Description
The ability of staphylococci to grow on solid media containing 7.5% sodium chloride was utilised by Chapman1 in the development of Mannitol Salt Agar. Other bacteria were found to be so completely inhibited that it was possible to use a considerably heavier inoculum. This is advantageous when staphylococci are present in small numbers, as in faeces2.
Chapman1 noted that nearly all the organisms that grew luxuriantly were coagulase positive staphylococci, and that almost all of them were surrounded by yellow zones. This parallels the ability of Staphylococcus aureus to coagulate rabbit plasma, with the ability to ferment mannitol. Mannitol Salt Agar has been used to detect coagulase positive staphylococci in fish3, poultry4, packed bacon5, and bacon curing brines5.

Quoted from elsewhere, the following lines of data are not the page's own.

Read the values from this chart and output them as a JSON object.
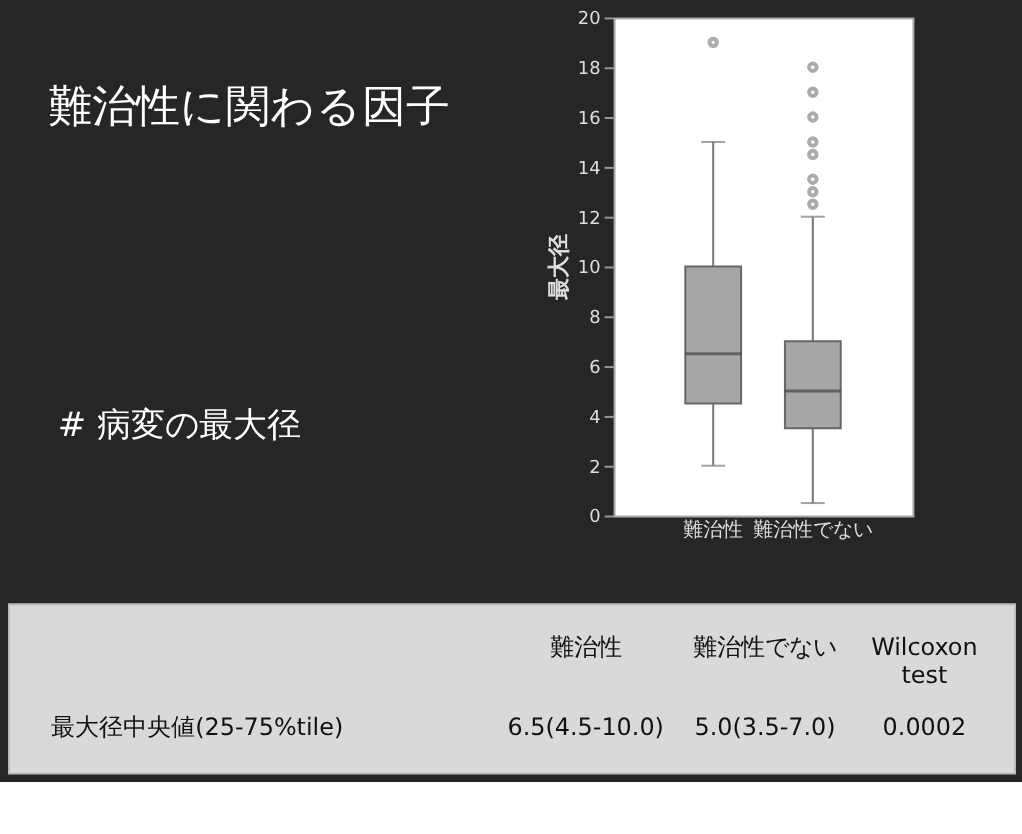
{
  "chart_data": {
    "type": "box",
    "title": "難治性に関わる因子",
    "subtitle": "# 病変の最大径",
    "ylabel": "最大径",
    "categories": [
      "難治性",
      "難治性でない"
    ],
    "boxes": [
      {
        "low": 2,
        "q1": 4.5,
        "median": 6.5,
        "q3": 10,
        "high": 15,
        "outliers": [
          19
        ]
      },
      {
        "low": 0.5,
        "q1": 3.5,
        "median": 5,
        "q3": 7,
        "high": 12,
        "outliers": [
          12.5,
          13,
          13.5,
          14.5,
          15,
          16,
          17,
          18
        ]
      }
    ],
    "color": "#a6a6a6",
    "ylim": [
      0,
      20
    ],
    "yticks": [
      0,
      2,
      4,
      6,
      8,
      10,
      12,
      14,
      16,
      18,
      20
    ],
    "grid": false,
    "annotations": [
      "難治性",
      "難治性でない",
      "Wilcoxon test",
      "最大径中央値(25-75%tile)",
      "6.5(4.5-10.0)",
      "5.0(3.5-7.0)",
      "0.0002"
    ]
  }
}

Porter and Nicholson6 recommended Mannitol Salt Agar to assess environmental contamination by staphylococci using the contact slide method. An improved method using similar principles is by means of Amyl Media Press Plate. These are available as prepared plates or as empty, grided, gamma sterilised dishes. Modern practice, especially when determining multiple resistant S.aureus from clinical sources, is to incorporate methicillin at 5 to 10 ug/ml of media. This can be achieved by the addition of the appropriate volume of reconstituted Amyl Media Methicillin Supplement (SP434) to each litre of sterile molten media cooled to 50°C. Inoculate heavily then incubate for 24 to 36 hours at 37°C.